Violeta, acosada por una intemperante necesidad de respirar el aire del amado, ya no resistió un ápice de más soledad. Su desamparo es cósmico. Todo lo que se deja mirar por ella, todo lo que recibe, el vaho tibio de su propio cuerpo, todo la hiere. Es llaga de ausencia. Él no está. Todo podría haberlo visto ella hermoso, entretenido, sabroso y coloreado. Ella pudiese, quizás, mirarlo como quien tiene la última guitarra de la cual emerge una música benéfica. Sí, si escuchase ella bien lo telúrico, cada septiembre… pero la ceguera trágica irrumpe entre los desamores de Gilbert. Él le paraliza el sol. Él desata el sinsentido radical y la hunde en la sequedad parca de un sepulcral caliche.


Pudo Viola tener como método el salto sediento entre las noches oscuras de un san Juan de la Cruz. El vacío pudo ser trampolín. Pero es abismo brutal si no logra el vuelo del salto místico. La pistola descarga todo su plomo fatídico contra el cuerpo de la doliente. Violeta amaba todo lo terrestre plantado en la parcela de su Chile humanísimo. Todo le hablaba. Pero era lenguaje a lo rey David en sus salmos tenebrosos. De la ternura a la nostalgia insostenible. De la contemplación de caracolas, hasta los aerolitos y las mejillas del amado. Todo la convoca a ser amadora hasta quedar exhausta. Cuerpo y alma, hormiga y catalejo, la embrujan. Todo puede ser caricia y todo también puede ser chacolí avinagrado y venenoso a lo cicuta.


Puede sonar extemporáneo y arbitrario, pero es verídico y persistente. La única disyuntiva para ese volcán de San Fabián de Alico que era su identidad femenina, habría sido el suicidio o la mística. Pero no un delirio panteísta difuso. Aquí hablamos de mística a lo Teresa de Ávila, a lo Teresa carmelita Andina, la que escribirá un día en su convento pobre y chileno: “¡Jesús, ese loco de amor, me ha vuelto loca!”
Así de simple. Violeta no podía realizarse en su esencia vital, sino en el desposorio. Dos opciones a partir de esa ansia dictatorial de amar y ser amada. Lo que sí es seguro es que ella es la antípoda absoluta de la existencia fofa y del amor meramente convencional. Siempre fue pasión, desde cuando bordaba chilenía o tarareaba plañideros versos cósmicos, pues ella -como el Ñuble- con su llanto arrastraba todo lo existente, derramaba los resabios insospechados de lo humano, padecido a la chilena.
Me atrevo a decir una barbaridad inaceptable (cosa que ella casi siempre hizo), una encrucijada extremosa, pero genuina. Llegado el Getsemaní de esta mujer selvática, y por el modo absoluto de existir ella, quedaba desnuda frente a la opción: o santidad o suicidio. A los extremosos hay que descifrarlos desde el deslinde más descomunal, suprarracional, ebrio y dionisíaco. Violeta, la extremosa. Pajarito chincol. Descomunal.

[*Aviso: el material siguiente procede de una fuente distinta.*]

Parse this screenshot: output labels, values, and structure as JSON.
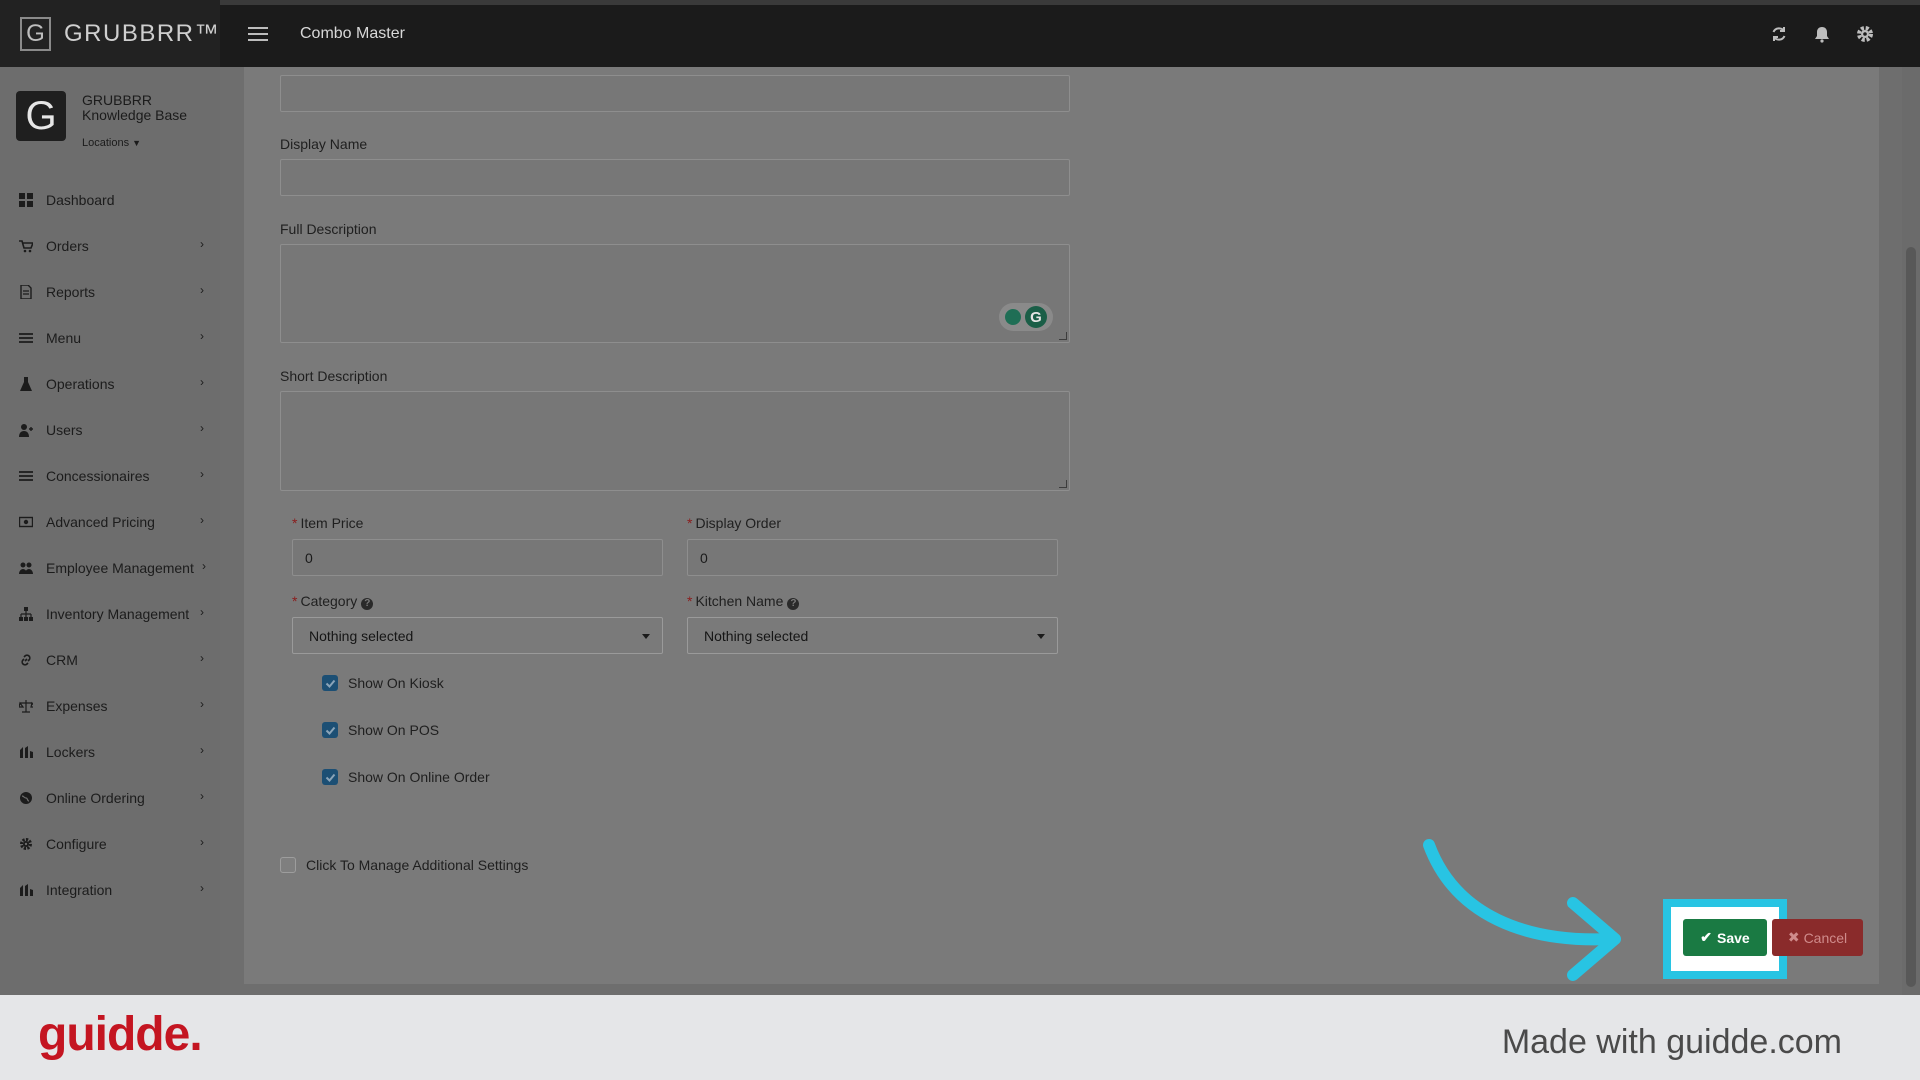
{
  "brand": {
    "name": "GRUBBRR™",
    "logo_letter": "G"
  },
  "profile": {
    "name": "GRUBBRR Knowledge Base",
    "locations": "Locations"
  },
  "sidebar": {
    "items": [
      {
        "label": "Dashboard",
        "icon": "dashboard-icon"
      },
      {
        "label": "Orders",
        "icon": "cart-icon"
      },
      {
        "label": "Reports",
        "icon": "report-icon"
      },
      {
        "label": "Menu",
        "icon": "list-icon"
      },
      {
        "label": "Operations",
        "icon": "flask-icon"
      },
      {
        "label": "Users",
        "icon": "user-plus-icon"
      },
      {
        "label": "Concessionaires",
        "icon": "list-icon"
      },
      {
        "label": "Advanced Pricing",
        "icon": "money-icon"
      },
      {
        "label": "Employee Management",
        "icon": "users-icon"
      },
      {
        "label": "Inventory Management",
        "icon": "sitemap-icon"
      },
      {
        "label": "CRM",
        "icon": "link-icon"
      },
      {
        "label": "Expenses",
        "icon": "balance-icon"
      },
      {
        "label": "Lockers",
        "icon": "locker-icon"
      },
      {
        "label": "Online Ordering",
        "icon": "globe-icon"
      },
      {
        "label": "Configure",
        "icon": "gear-icon"
      },
      {
        "label": "Integration",
        "icon": "plug-icon"
      }
    ]
  },
  "topbar": {
    "title": "Combo Master"
  },
  "form": {
    "display_name_label": "Display Name",
    "full_description_label": "Full Description",
    "short_description_label": "Short Description",
    "item_price_label": "Item Price",
    "item_price_value": "0",
    "display_order_label": "Display Order",
    "display_order_value": "0",
    "category_label": "Category",
    "category_value": "Nothing selected",
    "kitchen_name_label": "Kitchen Name",
    "kitchen_name_value": "Nothing selected",
    "required_mark": "*",
    "checks": [
      {
        "label": "Show On Kiosk",
        "checked": true
      },
      {
        "label": "Show On POS",
        "checked": true
      },
      {
        "label": "Show On Online Order",
        "checked": true
      }
    ],
    "additional_settings_label": "Click To Manage Additional Settings"
  },
  "actions": {
    "save_label": "Save",
    "cancel_label": "Cancel"
  },
  "footer": {
    "brand": "guidde.",
    "made_with": "Made with guidde.com"
  },
  "colors": {
    "save": "#1a7a43",
    "cancel": "#8a2b2b",
    "highlight": "#28c4e3",
    "brand_red": "#c41521"
  }
}
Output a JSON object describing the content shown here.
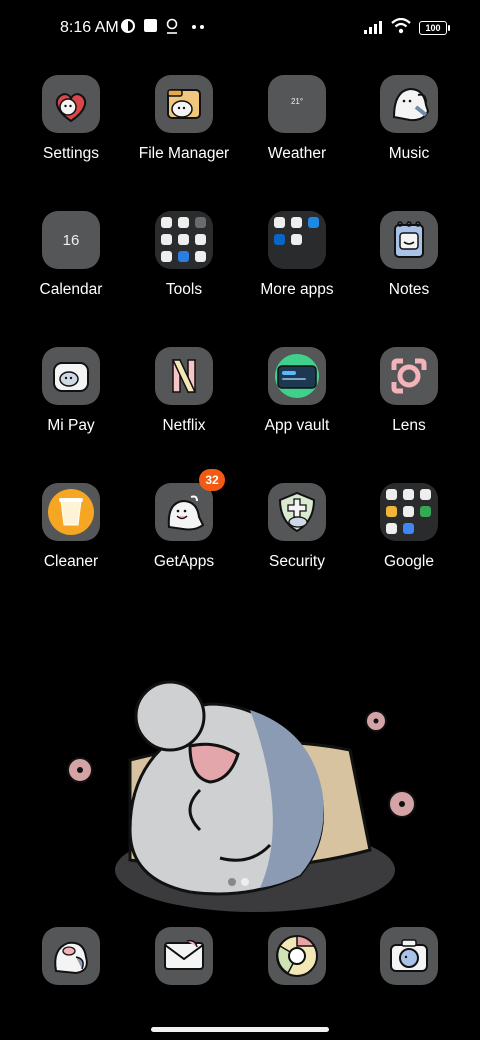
{
  "status_bar": {
    "time": "8:16 AM",
    "battery": "100"
  },
  "apps": [
    {
      "id": "settings",
      "label": "Settings"
    },
    {
      "id": "file-manager",
      "label": "File Manager"
    },
    {
      "id": "weather",
      "label": "Weather",
      "tile_text": "21°"
    },
    {
      "id": "music",
      "label": "Music"
    },
    {
      "id": "calendar",
      "label": "Calendar",
      "tile_text": "16"
    },
    {
      "id": "tools",
      "label": "Tools"
    },
    {
      "id": "more-apps",
      "label": "More apps"
    },
    {
      "id": "notes",
      "label": "Notes"
    },
    {
      "id": "mi-pay",
      "label": "Mi Pay"
    },
    {
      "id": "netflix",
      "label": "Netflix"
    },
    {
      "id": "app-vault",
      "label": "App vault"
    },
    {
      "id": "lens",
      "label": "Lens"
    },
    {
      "id": "cleaner",
      "label": "Cleaner"
    },
    {
      "id": "getapps",
      "label": "GetApps",
      "badge": "32"
    },
    {
      "id": "security",
      "label": "Security"
    },
    {
      "id": "google",
      "label": "Google"
    }
  ],
  "dock": [
    {
      "id": "dock-shark-a",
      "icon": "shark-sticker-icon"
    },
    {
      "id": "dock-messages",
      "icon": "envelope-sticker-icon"
    },
    {
      "id": "dock-chrome",
      "icon": "chrome-icon"
    },
    {
      "id": "dock-camera",
      "icon": "camera-sticker-icon"
    }
  ],
  "colors": {
    "tile": "#555657",
    "badge": "#f25a14",
    "background": "#000000"
  }
}
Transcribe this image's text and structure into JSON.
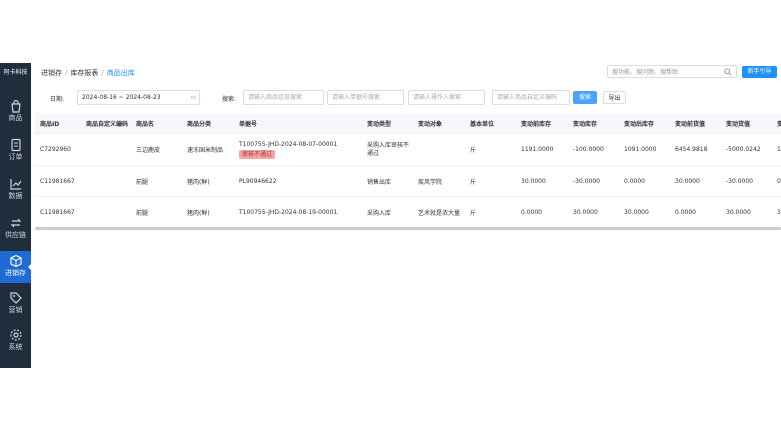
{
  "sidebar": {
    "brand": "阿卡科技",
    "items": [
      {
        "label": "商品",
        "icon": "bag-icon",
        "active": false
      },
      {
        "label": "订单",
        "icon": "document-icon",
        "active": false
      },
      {
        "label": "数据",
        "icon": "chart-icon",
        "active": false
      },
      {
        "label": "供应链",
        "icon": "exchange-icon",
        "active": false
      },
      {
        "label": "进销存",
        "icon": "cube-icon",
        "active": true
      },
      {
        "label": "营销",
        "icon": "tag-icon",
        "active": false
      },
      {
        "label": "系统",
        "icon": "gear-icon",
        "active": false
      }
    ]
  },
  "header": {
    "breadcrumb": [
      "进销存",
      "库存报表",
      "商品出库"
    ],
    "search_placeholder": "搜功能、搜问题、搜帮助",
    "new_button": "新手引导"
  },
  "filter": {
    "date_label": "日期:",
    "date_value": "2024-08-16 ~ 2024-08-23",
    "search_label": "搜索:",
    "placeholders": [
      "请输入商品信息搜索",
      "请输入单据号搜索",
      "请输入操作人搜索",
      "请输入商品自定义编码"
    ],
    "search_button": "搜索",
    "export_button": "导出"
  },
  "table": {
    "columns": [
      "商品ID",
      "商品自定义编码",
      "商品名",
      "商品分类",
      "单据号",
      "变动类型",
      "变动对象",
      "基本单位",
      "变动前库存",
      "变动库存",
      "变动后库存",
      "变动前货值",
      "变动货值",
      "变"
    ],
    "rows": [
      {
        "id": "C7292960",
        "code": "",
        "name": "三边鹿皮",
        "category": "速冻国米制品",
        "doc": "T100755-JHD-2024-08-07-00001",
        "tag": "审核不通过",
        "type": "采购入库审核不通过",
        "target": "",
        "unit": "斤",
        "before": "1191.0000",
        "change": "-100.0000",
        "after": "1091.0000",
        "value_before": "6454.9818",
        "value_change": "-5000.0242",
        "last": "1"
      },
      {
        "id": "C11981667",
        "code": "",
        "name": "前腿",
        "category": "猪肉(鲜)",
        "doc": "PL90946622",
        "tag": "",
        "type": "销售出库",
        "target": "疾风学院",
        "unit": "斤",
        "before": "30.0000",
        "change": "-30.0000",
        "after": "0.0000",
        "value_before": "30.0000",
        "value_change": "-30.0000",
        "last": "0"
      },
      {
        "id": "C11981667",
        "code": "",
        "name": "前腿",
        "category": "猪肉(鲜)",
        "doc": "T100755-JHD-2024-08-19-00001",
        "tag": "",
        "type": "采购入库",
        "target": "艺术就是浓大量",
        "unit": "斤",
        "before": "0.0000",
        "change": "30.0000",
        "after": "30.0000",
        "value_before": "0.0000",
        "value_change": "30.0000",
        "last": "3"
      }
    ]
  }
}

Si es verdad lo que decimos, solo nos queda convenir, creo yo, que esa tarde en la carpa gastada de La Reina, cuando Gilbert, su Run-Run mágico, ya no quiere retornar al abrazo cruelmente interrumpido…, no restaba más que escoger entre los tules de su casamiento de negros, o el Cantar de los Cantares. Esa apasionante búsqueda del tú varonil, en Violeta, es una demostración palmaria de que el feroz remolino del amor nupcial desatado solo busca una fusión definitiva, de cuerpo con cuerpo, de alma con alma. “Cuando se muere en la carne, ¡el alma se queda oscura!”, según ella misma gemía en su “Rin del angelito”.


Solo la muerte cristiana que Violeta ejecutaba en los velorios de angelito, pudo proporcionarle la soga para trepar a un cielo real, más definitivo que la muerte. A Violeta, intransable del todo o nada, solo le cabía un final de absoluto terreno o de absoluto celestial. Si no se topaba con Cristo Esposo, iría de desengaño en desengaño, de Run-Run en Run-Run, de drama soportable a tragedia greco-chillaneja. 
Claro está que la hecatombe de la carpa fue algo predecible. Por algo, los intentos de suicidio fueron tres. Un empujón no bastaba. Hasta que la cita mortal ocurrió en la precordillera santiaguina. La alcurnia de autenticidad parriana de Violeta convenía, como anillo al dedo, con la toponimia de aquella trágica ladera de La Reina.
Violeta alcanzó, ya malograda, el instante crucial de la opción, y ya el Dios Vivo no tenía, en su libertad, el peso específico para inclinarla hacia el continuar viviendo peregrino.